New Mexico’s First Judicial District Court has a hearing set for Wednesday on those motions, with the outcome potentially creating a significant blast radius for not just the criminal case, (from which Baldwin was dropped from in April, but also for various other ongoing civil cases against Baldwin in New Mexico and California.

Baldwin has long insisted he never pulled the trigger on the 1880s prop gun that killed Hutchins and injured Rust director Joel Souza on October 21, 2021 on the Bonanza Creek Ranch set near Santa Fe, NM. Baldwin, pointing the gun at Hutchins during a rehearsal, says the gun simply went off –  an insistence the FBI disagreed with in its report on the matter released last year. Initially charged by the local D.A. under much more punitive measures, Baldwin, like Gutierrez-Reed, was looking at a maximum of 18 months behind bars and about $5,000 in fines if found guilty.

In that sense, Baldwin was partially vindicated when newly appointed special prosecutors Kari Morrissey and Jason Lewis dismissed involuntary manslaughter claims against the actor this spring because of concerns about the state of the firearm in question and potential modifications that may have occurred. While Morrissey and Lewis have proceeded with their investigation of Gutierrez-Reed, who has pleaded not guilty, the duo made sure to leave the door open to pull Baldwin back into the criminal case if evidence warranted it.

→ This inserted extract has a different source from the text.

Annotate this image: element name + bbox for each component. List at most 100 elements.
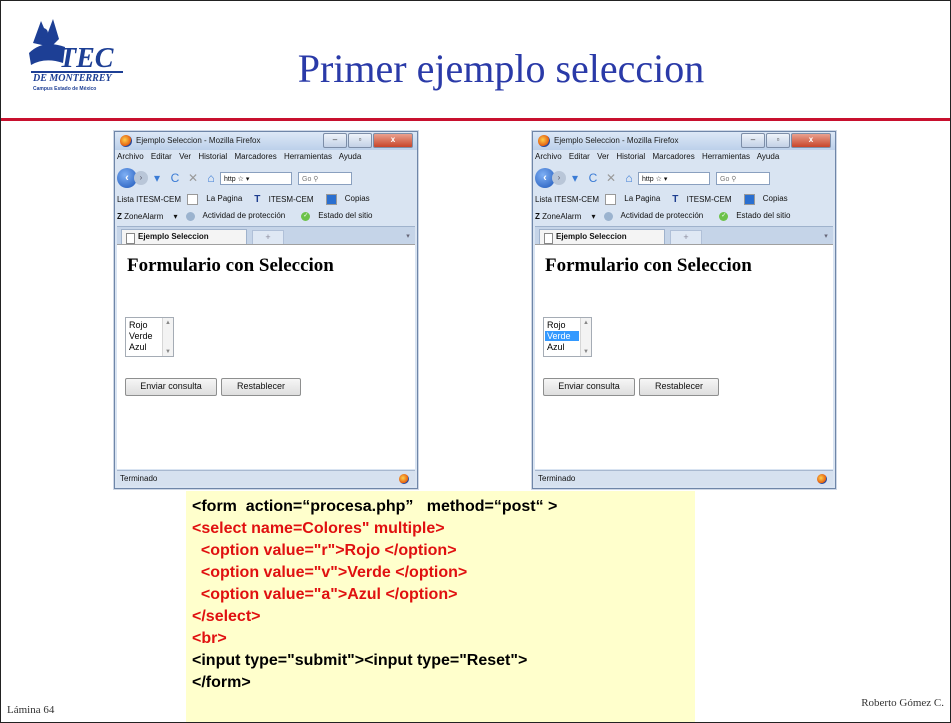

That time could be near, maybe.

“Although Alec Baldwin repeatedly denies pulling the trigger, given the tests, findings and observations reported here, the trigger had to be pulled or depressed sufficiently to release the fully cocked or retracted hammer of the evidence revolver,” reads a forensics report commissioned by the prosecutors and made public last week (read the Rust forensics report here).

Weapons examiners Lucien Haag and Michael Haag added in the August 2 report, “If the hammer had not been fully retracted to the rear, and were to slip from the handler’s thumb without the trigger depressed, the half cock or quarter cock notches in the hammer should have prevented the firing pin from reaching any cartridge in the firing chamber.”

Having made their displeasure on how the Rust probe was handled by local police and Santa Fe District Attorney Mary Carmack-Altwies known, whether the special prosecutors now make the move to refile charges against the much-sued Baldwin remains a wildcard even with the new report. “Charges against Mr. Baldwin are being considered but a final decision has not yet been made,” said special prosecutor Morrisey on August 16 after the Haags’ graphics and photography heavy report was submitted. “We won’t be pressured by Ms. Gutierrez’s attorneys or anyone else in this regard.”

Regardless of how that aspect of the case plays out, the already delayed criminal trial was rescheduled Monday from the end of this year to February 21, 2024. Gutierrez-Reed’s lawyer Jason Bowles had no comment on the latest date change when contacted by Deadline.

The reason given for the change was “scheduling issues” around witnesses, I hear from an individual close to the case. New Mexico District Court Judge Mary Marlowe Sommer has penciled in the criminal trial to run through March 6.

That will make it almost a year after a resurrected Rust production began filming in Montana with producer Baldwin back in front of the camera as retired gunslinger Harland Rust and Souza directing.

Completing production a few weeks later, Rust 2.0 saw widower and entertainment lawyer Matthew Hutchins join as an executive producer on both the feature film and a documentary about his wife. The EP role was part of Hutchins’ October 2022 legal settlement with Rust producers after he had filed filed a wrongful-death suit earlier that year.